Create a partnership that creates more affordable housing options by 2035.
It may mean more than just a roof over your head.
“What we’re trying to do is help people stabilize themselves and their families, so they don’t have to struggle with other things like food or healthcare or childcare or just stress,” said Jim Williams, the strategic communications director for the Boulder County, Colo. Department of Housing and Human Services.
The Boulder County Regional Housing Partnership set an ambitious goal to address the affordable housing crisis in the community: Make 12 percent of all housing inventory permanently affordable to low- and middle-income earners by 2035.
“It basically means out of all the housing that we know is going to be built or we expect to be built based on projections, 12 percent of that should be affordable in 2035,” Williams said.
With only 5 percent of affordable housing stock currently available in the county, a coalition, which includes Boulder County, the city of Longmont and the city of Boulder, formed the Boulder County Regional Housing Partnership in 2016 to address the future of affordable housing.
The partnership, which brings together cities, elected officials, community organizations and members from the public, created a plan known as the Regional Housing Strategy. The strategy seeks to create long-term housing affordability to boost the community and help working families, single mothers, teachers, first responders, seniors and those with disabilities.
All but one jurisdiction in the county supports the plan and the 12 percent goal.
According to Williams, the increase in the costs of homes in Boulder County, which rose 13.7 percent in 2016 to $529,000, has caused many individuals to move out of the county.
He said this resulted in more people on the roads, increased commute times and made it more difficult for businesses to attract and retain talent.

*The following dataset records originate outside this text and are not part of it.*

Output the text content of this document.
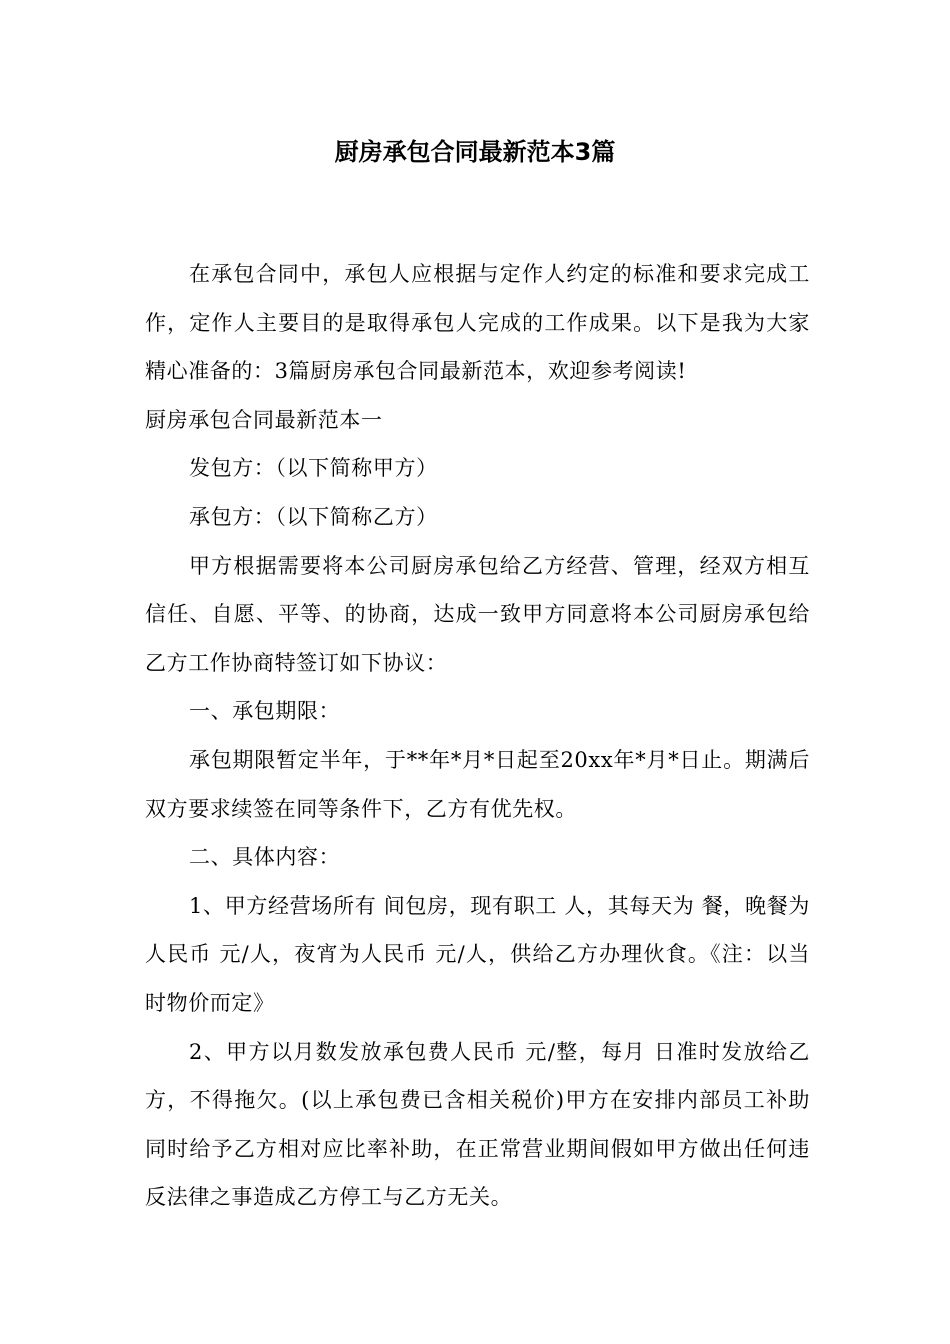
厨房承包合同最新范本3篇

在承包合同中，承包人应根据与定作人约定的标准和要求完成工作，定作人主要目的是取得承包人完成的工作成果。以下是我为大家精心准备的：3篇厨房承包合同最新范本，欢迎参考阅读!

厨房承包合同最新范本一

发包方：（以下简称甲方）

承包方：（以下简称乙方）

甲方根据需要将本公司厨房承包给乙方经营、管理，经双方相互信任、自愿、平等、的协商，达成一致甲方同意将本公司厨房承包给乙方工作协商特签订如下协议：

一、承包期限：

承包期限暂定半年，于**年*月*日起至20xx年*月*日止。期满后双方要求续签在同等条件下，乙方有优先权。

二、具体内容：

1、甲方经营场所有 间包房，现有职工 人，其每天为 餐，晚餐为人民币 元/人，夜宵为人民币 元/人，供给乙方办理伙食。《注：以当时物价而定》

2、甲方以月数发放承包费人民币 元/整，每月 日准时发放给乙方，不得拖欠。(以上承包费已含相关税价)甲方在安排内部员工补助同时给予乙方相对应比率补助，在正常营业期间假如甲方做出任何违反法律之事造成乙方停工与乙方无关。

The plan has five main strategies:
- Establish a regional goal
- Bolster financial resources
- Secure land and development/redevelopment opportunities
- Preserve affordability, and
- Consider regulatory processes.
The partnership hopes to increase funding by $20 million per year to invest in community housing from sources in the private sector, the state and federal resources.
According to Williams, the partnership has established a sub-committee of financial experts in the housing arena who can look at what it takes to build affordable housing.
He said the additional $20 million may come from the business community, foundations or a future property or sales tax.
Once funding has been secured, the housing authority contracts with private construction companies for affordable housing developments, which Williams said has mainly been new developments over the past decade.
Based on the numbers, the partnership and strategy is working.
The housing authority has added around 200 affordable homes in the past few years with plans to construct around 500 more; the city of Boulder has added 212 affordable homes with plans for 621 more and the Longmont Housing Authority has added 434 homes with 92 in the works. This is almost 2,000 more affordable homes that will be added to communities over the next two to three years, Williams said.
“I think what we’ve seen is a pretty rapid increase in these past couple of years in affordable housing that we’ve built and planned affordable housing that we have in the pipeline,” he said.
The affordable housing issue is too big for one community to solve on their own, said Mackenzie Sehlke, spokewoman for Boulder County Housing and Human Services. Solving the affordable housing issue requires a community to think in collaborative and innovative ways, she said.
“I’ve been very impressed to see the work of the regional housing partnership in individual jurisdictions allowing members of the community who don’t typically talk about housing to have an honest conversation about housing and to address some of the public health implications upon affordable housing,” she said.
Williams advised other counties to identify their partners and to begin having conversations on ways to collaborate.
“Just start the conversation, bring people together from across the county, from across the region, and start talking about ‘How can we come together to find new solutions to this problem that is getting worse for us?’” Williams said.
Because of the collaboration, Williams said he is confident the partnership will reach their 12 percent goal by 2035, if not before.
“We have a bright future ahead of us,” he said.